İnsani yardım koridoru oluşturulmasıyla ilgili soru üzerine Davutoğlu, "Şu an önemli olan bir an önce acil yardımın, insani yardımın ulaşmasını temin etmek yani ulaşım kabiliyetinin sağlanması. Bunu için çaba sarf ediliyor. Tabii insani trajedi devam ederse diğer önlemler gündeme gelebilir ama şu an için öncelikli olan bu yardımların oraya ulaşması. BM'nin insani yardım kuruluşu olan OCHA ile de temaslarımız sürüyor" şeklinde konuştu.
Suriye'ye bir barış gücünün konuşlandırılıp konuşlandırılmayacağına ilişkin sorulan soruya cevap veren Davutoğlu, "Şu anda esas itibariyle diplomatik çabayı artıracağız. Ama bütün bunlar neticesiz kalırsa tabi Arap Ligi'nde daha önce dile getirilen ve bir insani yardım koridoru oluşturulursa tabi o koridorun da korunması dahil birçok konular gündeme gelebilir. Ama ümit ederiz bu çaplı bir şeye ihtiyaç olmadan, bugün buradan çıkan mesaj ilgili taraflarca algılanır. Ve bu girilen çıkmaz sokaktan çıkılır. Yoksa tabi bizim komşu olarak, Arap ülkelerinin diğer komşuları olarak, uluslararası toplumun da BM sistemi içinde, sessiz kalması mümkün olmaz. Her türlü ihtimali de değerlendirmek durumundayız. Ama bir de Türkiye'nin ulusal güvenliği söz konusudur. Türkiye tüm bunları kendi perspektifinden yapmaya devam edecek" dedi.

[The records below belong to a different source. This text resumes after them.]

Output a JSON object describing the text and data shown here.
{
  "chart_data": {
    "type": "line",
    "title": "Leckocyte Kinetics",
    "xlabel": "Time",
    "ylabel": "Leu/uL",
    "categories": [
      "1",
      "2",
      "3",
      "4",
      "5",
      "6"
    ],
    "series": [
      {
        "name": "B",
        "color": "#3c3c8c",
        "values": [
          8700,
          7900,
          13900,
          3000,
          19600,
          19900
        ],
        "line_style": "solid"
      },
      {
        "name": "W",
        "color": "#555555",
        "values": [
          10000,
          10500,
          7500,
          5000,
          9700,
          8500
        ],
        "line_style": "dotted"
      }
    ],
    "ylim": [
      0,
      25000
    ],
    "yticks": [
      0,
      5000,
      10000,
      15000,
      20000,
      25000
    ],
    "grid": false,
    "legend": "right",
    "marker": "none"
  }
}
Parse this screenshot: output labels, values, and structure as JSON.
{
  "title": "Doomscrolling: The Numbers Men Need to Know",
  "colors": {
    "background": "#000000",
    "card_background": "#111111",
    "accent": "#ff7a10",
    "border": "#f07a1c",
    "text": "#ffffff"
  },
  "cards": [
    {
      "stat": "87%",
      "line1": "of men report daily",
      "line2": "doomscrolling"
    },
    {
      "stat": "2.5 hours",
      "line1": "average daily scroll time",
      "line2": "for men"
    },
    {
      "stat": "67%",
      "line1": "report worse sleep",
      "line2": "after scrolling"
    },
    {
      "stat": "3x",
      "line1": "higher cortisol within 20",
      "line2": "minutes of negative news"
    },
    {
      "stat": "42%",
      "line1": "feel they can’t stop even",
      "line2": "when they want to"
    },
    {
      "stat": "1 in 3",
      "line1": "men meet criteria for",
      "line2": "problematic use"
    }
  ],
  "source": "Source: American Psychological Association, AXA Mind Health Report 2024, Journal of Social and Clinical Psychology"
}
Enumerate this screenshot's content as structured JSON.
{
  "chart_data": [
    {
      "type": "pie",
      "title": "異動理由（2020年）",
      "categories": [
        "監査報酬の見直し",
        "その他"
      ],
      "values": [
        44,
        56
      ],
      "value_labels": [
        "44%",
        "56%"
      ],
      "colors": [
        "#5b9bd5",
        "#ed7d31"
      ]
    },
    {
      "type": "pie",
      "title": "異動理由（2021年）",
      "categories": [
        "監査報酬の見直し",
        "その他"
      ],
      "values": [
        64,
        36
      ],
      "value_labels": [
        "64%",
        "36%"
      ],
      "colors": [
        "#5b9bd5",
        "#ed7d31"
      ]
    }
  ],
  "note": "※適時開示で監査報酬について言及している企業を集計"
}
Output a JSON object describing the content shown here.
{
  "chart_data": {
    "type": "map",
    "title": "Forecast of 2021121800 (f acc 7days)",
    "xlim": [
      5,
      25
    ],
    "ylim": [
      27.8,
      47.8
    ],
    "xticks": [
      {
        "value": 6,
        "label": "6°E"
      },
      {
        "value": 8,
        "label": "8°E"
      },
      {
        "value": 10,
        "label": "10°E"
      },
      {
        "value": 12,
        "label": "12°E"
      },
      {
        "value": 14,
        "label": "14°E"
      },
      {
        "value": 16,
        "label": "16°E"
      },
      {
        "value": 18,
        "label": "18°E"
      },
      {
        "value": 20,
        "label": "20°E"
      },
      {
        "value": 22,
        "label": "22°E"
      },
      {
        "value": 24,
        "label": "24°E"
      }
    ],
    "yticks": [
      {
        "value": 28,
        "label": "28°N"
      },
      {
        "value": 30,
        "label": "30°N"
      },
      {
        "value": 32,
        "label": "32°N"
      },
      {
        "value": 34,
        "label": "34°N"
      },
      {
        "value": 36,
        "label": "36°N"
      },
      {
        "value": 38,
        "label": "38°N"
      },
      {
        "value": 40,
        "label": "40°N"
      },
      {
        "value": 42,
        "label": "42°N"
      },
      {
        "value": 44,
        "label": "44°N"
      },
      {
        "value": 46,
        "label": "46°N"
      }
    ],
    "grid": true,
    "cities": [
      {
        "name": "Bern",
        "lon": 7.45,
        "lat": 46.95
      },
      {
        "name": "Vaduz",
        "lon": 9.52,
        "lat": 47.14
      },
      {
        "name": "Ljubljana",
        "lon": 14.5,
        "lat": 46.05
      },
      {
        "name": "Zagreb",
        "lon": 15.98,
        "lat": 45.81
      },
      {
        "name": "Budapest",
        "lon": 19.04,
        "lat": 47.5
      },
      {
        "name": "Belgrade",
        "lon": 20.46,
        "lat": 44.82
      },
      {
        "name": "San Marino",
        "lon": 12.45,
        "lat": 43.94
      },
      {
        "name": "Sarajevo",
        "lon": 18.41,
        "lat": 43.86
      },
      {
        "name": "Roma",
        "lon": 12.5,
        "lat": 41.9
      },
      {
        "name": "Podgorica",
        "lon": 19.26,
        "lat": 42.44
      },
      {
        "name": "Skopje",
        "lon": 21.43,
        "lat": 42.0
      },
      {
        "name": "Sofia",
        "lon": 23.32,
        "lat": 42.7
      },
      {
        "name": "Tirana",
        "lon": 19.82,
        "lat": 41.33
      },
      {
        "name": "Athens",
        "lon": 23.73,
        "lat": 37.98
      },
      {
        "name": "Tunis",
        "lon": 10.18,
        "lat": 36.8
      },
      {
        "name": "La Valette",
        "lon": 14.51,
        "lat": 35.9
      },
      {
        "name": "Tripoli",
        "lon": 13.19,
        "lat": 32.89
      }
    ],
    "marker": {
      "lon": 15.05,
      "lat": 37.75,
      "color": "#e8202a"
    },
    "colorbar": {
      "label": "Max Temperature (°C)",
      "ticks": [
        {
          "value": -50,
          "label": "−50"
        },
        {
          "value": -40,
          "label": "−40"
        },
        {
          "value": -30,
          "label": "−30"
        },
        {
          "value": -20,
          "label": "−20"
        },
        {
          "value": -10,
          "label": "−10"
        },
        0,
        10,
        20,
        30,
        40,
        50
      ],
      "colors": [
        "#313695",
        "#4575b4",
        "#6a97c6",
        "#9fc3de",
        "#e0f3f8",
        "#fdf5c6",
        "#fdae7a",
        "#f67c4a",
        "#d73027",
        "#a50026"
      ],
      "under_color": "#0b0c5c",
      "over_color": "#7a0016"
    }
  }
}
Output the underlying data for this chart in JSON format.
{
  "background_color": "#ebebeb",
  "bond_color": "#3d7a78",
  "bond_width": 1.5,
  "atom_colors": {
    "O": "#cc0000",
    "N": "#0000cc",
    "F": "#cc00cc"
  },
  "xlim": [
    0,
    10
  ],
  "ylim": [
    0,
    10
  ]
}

Suriye muhalefetinden dış müdahale gibi seçenekleri dile getiren olup olmadığı sorusuna ise Davutoğlu, "Suriye muhalefeti içinde bir acı hissediliyor, herkes infial halinde. Bu infiali hissetmemek mümkün değil. Mesela evvelsi gün Suriye Ulusal Konseyi Yürütme Kurulu üyesi Sayın Ahmet Ramazan'ın kardeşi Halep'te şehit edildi. Şimdi bir taraftan barışçıl bir mücadele yürütüyorsunuz. Ama öbür taraftan da alanda kardeşinizin öldürüldüğü haberi geliyor. Ben kendisini aradım başsağlığı diledim. Şimdi bu insanlar ne kadar barışçıl yöntemleri öne çıkarırsa çıkarsınlar, bu gelen haberler, kardeşinizin öldüğü, ailenizin tehdit edildiği, hapishaneye götürüldüğü haberlerinin gelmesi, tabi bunlar infiali artıran sebeplerdir" karşılığını verdi.